Diane Bilderback tracks where Black Oystercatchers make their nests and whether chicks survive. She showed me a spot in August here in Bandon on Oregon’s south coast where these birds do better than in other areas.

"OK, now you can see the chick. It’s coming up to the parent," she tells me. "There’s two nests there and one of them almost always hatches quite a few chicks."

Black Oystercatchers are a species of high conservation concern. Oregon’s south coast tends to support a higher number of them compared to the north coast. That's where I joined volunteer oystercatcher monitor Tabea Goossen at Chapman Point near Cannon Beach.

Goossen points out a spot where this spring, a pair of Oystercatchers lost chicks the first time they attempted a nest.

"I knew the nest had failed based on their behavior," she says.

They tried a second time and those chicks lived. But all the other Oystercatcher nests on Goossen’s route - five of six - failed. Now, there's concern that an increase in the number of people visiting the coast could worsen the challenges facing these birds.

Kate Kaye / JPR News
Two Black Oystercatchers stand on a boulder near the shore in Bandon on Oregon’s south coast.

A Travel Oregon report estimates the volume of overnight visitors to the coast rose from 17 million in 2017 to 17.6 million in 2019. More people means more dogs getting too close to the rocks where Oystercatchers nest. It means more people climbing those rocks, despite signs saying not to.

And the latest human disturbance – drones.

Diane Bilderback tells me a drone can be deadly if an Oystercatcher perceives it as a predator and flies after it, leaving the nest unprotected.

"During that time is a good time when the Peregrine Falcon can swoop in and get a chick," she says.

Kate Kaye / JPR News
Diane Bilderback on her Black Oystercatcher monitoring route in Bandon, Oregon

Bilderback says Black Oystercatchers indicate the health of their intertidal ecosystem because they only eat species that live close to the shore, invertebrates like mussels and crabs.

Goossen and Bilderback are part of the Oregon Black Oystercatcher Project, a volunteer monitoring program run by Portland Audubon.

"You’ll be seeing this oystercatcher come up with this worm in their bill.
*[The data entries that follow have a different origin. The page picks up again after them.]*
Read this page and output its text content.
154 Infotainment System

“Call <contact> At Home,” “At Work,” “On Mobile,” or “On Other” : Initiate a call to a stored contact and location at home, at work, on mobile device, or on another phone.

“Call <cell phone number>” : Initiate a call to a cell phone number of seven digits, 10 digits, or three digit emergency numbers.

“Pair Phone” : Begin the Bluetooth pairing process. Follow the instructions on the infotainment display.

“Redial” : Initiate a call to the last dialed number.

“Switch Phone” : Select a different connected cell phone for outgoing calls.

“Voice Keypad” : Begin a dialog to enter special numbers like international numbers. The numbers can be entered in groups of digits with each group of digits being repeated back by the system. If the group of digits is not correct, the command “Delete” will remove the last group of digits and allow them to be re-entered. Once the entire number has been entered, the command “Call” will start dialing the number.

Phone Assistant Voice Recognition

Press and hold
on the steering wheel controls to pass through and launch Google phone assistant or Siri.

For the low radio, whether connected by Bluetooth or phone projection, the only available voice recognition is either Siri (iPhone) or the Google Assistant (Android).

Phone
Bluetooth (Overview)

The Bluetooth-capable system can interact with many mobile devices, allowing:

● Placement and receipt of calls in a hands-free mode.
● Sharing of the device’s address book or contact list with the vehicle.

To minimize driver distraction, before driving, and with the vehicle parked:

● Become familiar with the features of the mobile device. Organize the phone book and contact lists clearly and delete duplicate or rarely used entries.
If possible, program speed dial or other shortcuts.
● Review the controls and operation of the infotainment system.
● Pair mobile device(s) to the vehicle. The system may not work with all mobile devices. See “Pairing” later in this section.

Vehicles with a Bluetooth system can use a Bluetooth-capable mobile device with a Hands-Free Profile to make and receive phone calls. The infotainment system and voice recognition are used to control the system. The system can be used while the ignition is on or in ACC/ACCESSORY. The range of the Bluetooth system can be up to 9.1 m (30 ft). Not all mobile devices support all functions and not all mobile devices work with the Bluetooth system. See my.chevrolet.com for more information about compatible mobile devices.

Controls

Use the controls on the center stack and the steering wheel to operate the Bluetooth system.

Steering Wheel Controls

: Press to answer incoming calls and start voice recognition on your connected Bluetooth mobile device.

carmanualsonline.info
It’s really cool," she says with a laugh.

People may not realize that if they carelessly trample over tidepools, they could squash the food the oystercatchers rely on.

Groups have submitted proposals to the state that would create stewardship programs to raise awareness about the impact of human disturbance on these birds and their habitats. The proposals also aim to designate several coastal spots as conservation areas. Most don’t create new restrictions.

But up north near where so many nests failed, proposals for Ecola and Chapman Points call for some new rules. They’d require dogs in proposed boundaries to be on leash – and they’d prohibit all commercial and most recreational harvesting of invertebrates like mussels and crabs.

Margaret Treadwell is coordinator for the North Coast Rocky Habitat Coalition who helped put together those proposals.

"To the extent possible we want to minimize negative impacts on people’s lives," she says.

But her group discovered that the site boundaries originally considered would’ve blocked commercial crabbers from setting crab pots right up to rocky areas.

That concerned north coast crabber John Corbin.

"Fishing right up to them can be sometimes pretty good," he says.

In keeping with the state’s collaborative process, crabbers like Corbin worked with Treadwell’s group to adjust the boundaries. Corbin says the process worked out pretty well.

"They were very interested and they didn’t wanna do anything that was going to hurt the crabbing end of thing," he says.

All these rocky shores proposals will be made available by the state in March for public comment – part of a community-led process Treadwell says is a big deal.

"‘Cause you don’t always have the opportunity to suggest to a state agency certain areas for special protections."

If approved, she and others hope the new conservation areas reduce human impact on the Black Oystercatcher’s habitat along Oregon’s coast.